Ertesi gün Santiago Nasar'ın öldürüleceği bilgisi kasabaya yayılıyor. Basiretsizliklerinden mi? Yoksa ciddiye almadıklarından mıdır? Bilmem neden kimse bu cinayeti engellemek için bir şey yapmıyor. Bana kalırsa, kasaba halkının tepkisizliğinin sebebi böyle bir olayın gerçekleşeceğine inanmamış olmaları. Katiller bile kendilerini durdurmaları için birilerini bahane etmeye hazır. Yine de serde erkeklik olduğundan geri adım atamıyorlar. İşin en kötü yanı Santiago'nun gerçek 'suçlu' olup olmadığını kimsenin bilmemesi.


Hani bazı filmler vardır; filmin kahramanı bir yere gidecektir ama herkes bilir ki onu orada bir tehlike beklemektedir. En basitinden başına bela alacaktır. Bazı heyecanlı seyirciler ( benim gibi : P) gitme der oturduğu yerden. Sanki sesini duyarabilecekmiş gibi  : ) ben bu kitabı böyle bir ruh hali ile okudum. Herkesin bildiği bir sonu haber verip engellemek isteyenlerin de şansızlıklar peşini bırakmıyor. Kader denen şey böyle bir şey olsa gerek.


Her ne kadar bu polisiye bir roman olsa da; arka planda Latin Amerika'nın kültür yapısı, insanların psikolojisine de yer veriliyor. Başladığınız anda elinizden bırakamayacağınız ve bir solukta bitireceğiniz bir kitap. Okuyun pişman olmazsınız.

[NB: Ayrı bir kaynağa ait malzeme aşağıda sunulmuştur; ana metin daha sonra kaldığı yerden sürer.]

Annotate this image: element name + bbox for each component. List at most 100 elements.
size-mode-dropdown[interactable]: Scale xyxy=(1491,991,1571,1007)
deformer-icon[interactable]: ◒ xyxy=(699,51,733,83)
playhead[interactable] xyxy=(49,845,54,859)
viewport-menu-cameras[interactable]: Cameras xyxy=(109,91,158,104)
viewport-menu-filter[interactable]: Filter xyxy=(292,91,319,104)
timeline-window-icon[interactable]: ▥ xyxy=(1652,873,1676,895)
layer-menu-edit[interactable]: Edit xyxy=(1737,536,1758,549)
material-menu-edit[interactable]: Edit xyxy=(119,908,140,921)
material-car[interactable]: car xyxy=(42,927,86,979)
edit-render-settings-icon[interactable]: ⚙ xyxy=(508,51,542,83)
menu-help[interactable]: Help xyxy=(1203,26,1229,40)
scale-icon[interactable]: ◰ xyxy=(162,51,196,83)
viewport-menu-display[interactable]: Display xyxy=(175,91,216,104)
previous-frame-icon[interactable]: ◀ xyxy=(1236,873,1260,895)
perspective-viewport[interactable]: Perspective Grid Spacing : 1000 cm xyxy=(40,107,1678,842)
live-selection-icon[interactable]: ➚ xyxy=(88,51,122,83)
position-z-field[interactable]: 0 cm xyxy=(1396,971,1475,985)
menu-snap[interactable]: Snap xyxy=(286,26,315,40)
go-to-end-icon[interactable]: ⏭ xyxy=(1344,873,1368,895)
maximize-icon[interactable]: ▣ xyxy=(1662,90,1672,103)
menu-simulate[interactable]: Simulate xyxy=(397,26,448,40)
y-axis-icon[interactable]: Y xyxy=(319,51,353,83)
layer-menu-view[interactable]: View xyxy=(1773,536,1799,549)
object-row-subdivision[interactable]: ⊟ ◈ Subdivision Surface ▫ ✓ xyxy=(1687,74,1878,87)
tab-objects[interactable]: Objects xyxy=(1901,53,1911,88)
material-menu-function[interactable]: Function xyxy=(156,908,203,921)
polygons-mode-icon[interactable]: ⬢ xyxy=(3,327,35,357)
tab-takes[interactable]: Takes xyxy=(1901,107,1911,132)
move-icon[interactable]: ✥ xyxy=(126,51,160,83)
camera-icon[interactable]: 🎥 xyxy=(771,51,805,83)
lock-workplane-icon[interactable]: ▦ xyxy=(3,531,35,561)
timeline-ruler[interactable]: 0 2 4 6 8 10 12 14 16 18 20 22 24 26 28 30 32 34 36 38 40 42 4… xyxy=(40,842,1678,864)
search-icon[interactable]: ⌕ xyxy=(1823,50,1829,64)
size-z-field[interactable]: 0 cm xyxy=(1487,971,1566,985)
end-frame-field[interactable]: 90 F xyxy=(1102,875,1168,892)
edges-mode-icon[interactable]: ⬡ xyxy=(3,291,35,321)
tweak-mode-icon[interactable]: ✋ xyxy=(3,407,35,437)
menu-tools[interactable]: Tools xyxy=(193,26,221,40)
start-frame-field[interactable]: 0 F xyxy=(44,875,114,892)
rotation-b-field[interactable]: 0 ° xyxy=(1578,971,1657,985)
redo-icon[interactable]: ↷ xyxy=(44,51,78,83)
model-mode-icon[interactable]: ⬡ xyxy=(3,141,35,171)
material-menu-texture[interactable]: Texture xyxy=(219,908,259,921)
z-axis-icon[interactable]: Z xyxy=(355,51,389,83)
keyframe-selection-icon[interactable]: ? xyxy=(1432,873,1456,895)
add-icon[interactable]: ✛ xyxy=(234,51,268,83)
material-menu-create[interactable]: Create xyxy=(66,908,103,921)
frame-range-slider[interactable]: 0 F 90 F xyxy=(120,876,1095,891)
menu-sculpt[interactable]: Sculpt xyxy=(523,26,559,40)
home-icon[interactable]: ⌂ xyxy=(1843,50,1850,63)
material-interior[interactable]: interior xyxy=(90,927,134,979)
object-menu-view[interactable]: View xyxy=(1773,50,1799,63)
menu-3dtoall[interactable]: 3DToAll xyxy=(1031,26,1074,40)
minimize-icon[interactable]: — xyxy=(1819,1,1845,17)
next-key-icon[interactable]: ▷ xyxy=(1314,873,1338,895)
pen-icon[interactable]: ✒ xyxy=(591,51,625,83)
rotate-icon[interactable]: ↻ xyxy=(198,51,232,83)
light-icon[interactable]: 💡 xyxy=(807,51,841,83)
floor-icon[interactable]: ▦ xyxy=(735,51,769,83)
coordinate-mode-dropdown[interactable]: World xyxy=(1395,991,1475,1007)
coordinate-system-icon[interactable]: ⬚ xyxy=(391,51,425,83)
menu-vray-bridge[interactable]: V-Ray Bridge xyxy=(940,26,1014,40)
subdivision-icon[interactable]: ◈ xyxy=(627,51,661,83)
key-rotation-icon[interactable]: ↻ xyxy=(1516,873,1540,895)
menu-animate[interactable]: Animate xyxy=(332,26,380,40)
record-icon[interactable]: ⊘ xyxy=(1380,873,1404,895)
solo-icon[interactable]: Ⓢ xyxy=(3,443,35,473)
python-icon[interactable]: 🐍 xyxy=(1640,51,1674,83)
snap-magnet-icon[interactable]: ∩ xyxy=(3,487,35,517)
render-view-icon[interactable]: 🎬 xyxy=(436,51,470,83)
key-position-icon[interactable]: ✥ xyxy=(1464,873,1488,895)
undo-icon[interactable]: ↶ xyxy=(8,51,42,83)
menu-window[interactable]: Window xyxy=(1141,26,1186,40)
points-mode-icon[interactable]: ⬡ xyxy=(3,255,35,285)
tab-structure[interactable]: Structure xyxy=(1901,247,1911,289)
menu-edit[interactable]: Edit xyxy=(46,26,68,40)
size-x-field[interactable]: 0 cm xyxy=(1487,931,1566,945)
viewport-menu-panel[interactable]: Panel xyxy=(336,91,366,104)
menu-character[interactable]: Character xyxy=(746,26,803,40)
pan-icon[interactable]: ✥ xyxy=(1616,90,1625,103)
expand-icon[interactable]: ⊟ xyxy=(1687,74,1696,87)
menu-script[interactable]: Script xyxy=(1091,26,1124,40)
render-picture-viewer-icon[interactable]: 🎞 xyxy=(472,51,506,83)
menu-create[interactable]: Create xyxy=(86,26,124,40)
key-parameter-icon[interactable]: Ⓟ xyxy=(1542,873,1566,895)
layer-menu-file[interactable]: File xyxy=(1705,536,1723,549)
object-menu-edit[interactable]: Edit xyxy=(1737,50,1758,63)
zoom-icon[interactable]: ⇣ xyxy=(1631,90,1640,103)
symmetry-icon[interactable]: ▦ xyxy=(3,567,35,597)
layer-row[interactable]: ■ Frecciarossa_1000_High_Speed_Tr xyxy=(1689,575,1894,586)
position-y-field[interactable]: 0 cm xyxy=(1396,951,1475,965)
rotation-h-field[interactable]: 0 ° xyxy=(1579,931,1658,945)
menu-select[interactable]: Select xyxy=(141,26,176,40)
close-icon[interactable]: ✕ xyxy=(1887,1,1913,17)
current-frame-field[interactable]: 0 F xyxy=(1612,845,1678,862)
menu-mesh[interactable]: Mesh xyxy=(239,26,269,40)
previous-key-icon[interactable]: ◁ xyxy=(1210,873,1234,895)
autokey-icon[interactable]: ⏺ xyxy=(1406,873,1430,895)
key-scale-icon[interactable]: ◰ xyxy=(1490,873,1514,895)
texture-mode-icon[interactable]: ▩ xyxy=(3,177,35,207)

Online satın almak için buraya tıklayın.





4 yorum:

ruzigar dedi ki...

istanbul'da şehir tiyatrolarında aynı adlı bir oyun var, bu kitaptan uyarlama sanırım, fırsatını bulunca gideceğim, sağol önerin için, hımm kitabını da okuyabilirim tabi :)

lafea dedi ki...

O oyunu göremedim bir türlü. Filmi de varmış diyorlar yeni öğrendim ama hiç biri kitabın yerini tutamaz.

araksus dedi ki...

Kırmızı Pazartesi'nden Sonra

Son satıra daha gelmeden önce buz kesilmiştim fakat baskın bir şekilde yanaklarım odanın sıcaklığından al al olmuştu. Bu garip duruma şaşırmamıştım çünkü ben.... O anda yağmur siste kayıp olmuştu. Sinekler pencere camlarına serpilmiş damlacıklar etrafına kümelenmeye başladı. Tam karşımdaki sokak lambası ilkel bir şaşkınlıkla sönüyor. Gerisi karanlık..
Sırf bu yüzden hayatı vardiye yaşıyor. Gabriel bağırıyor boğuk ve soğuk sesiyle "heyyyyyy" diye İspanyolca bağırıyor. O an kapı zili kesik ve aralıklı çalıyor. Koca bir ama çekiyorum. Bulutlar güneşin önünde geçip onu gizleseler bile güneş hep oradaydı diye söylenip durmuş olsamda dönüp dolaşıp bir yere konamayan bulut ben olmuşumdur. Gabriel beni çileden çıkarttı. Sonra ortalığı yüzyıllık bir yalnızlık kapladı.

admin dedi ki...

Bu yorumdan sonra benim tanıtım yazım pek bir yavan kaldı. Parmaklarına sağlık diyebilirim ancak.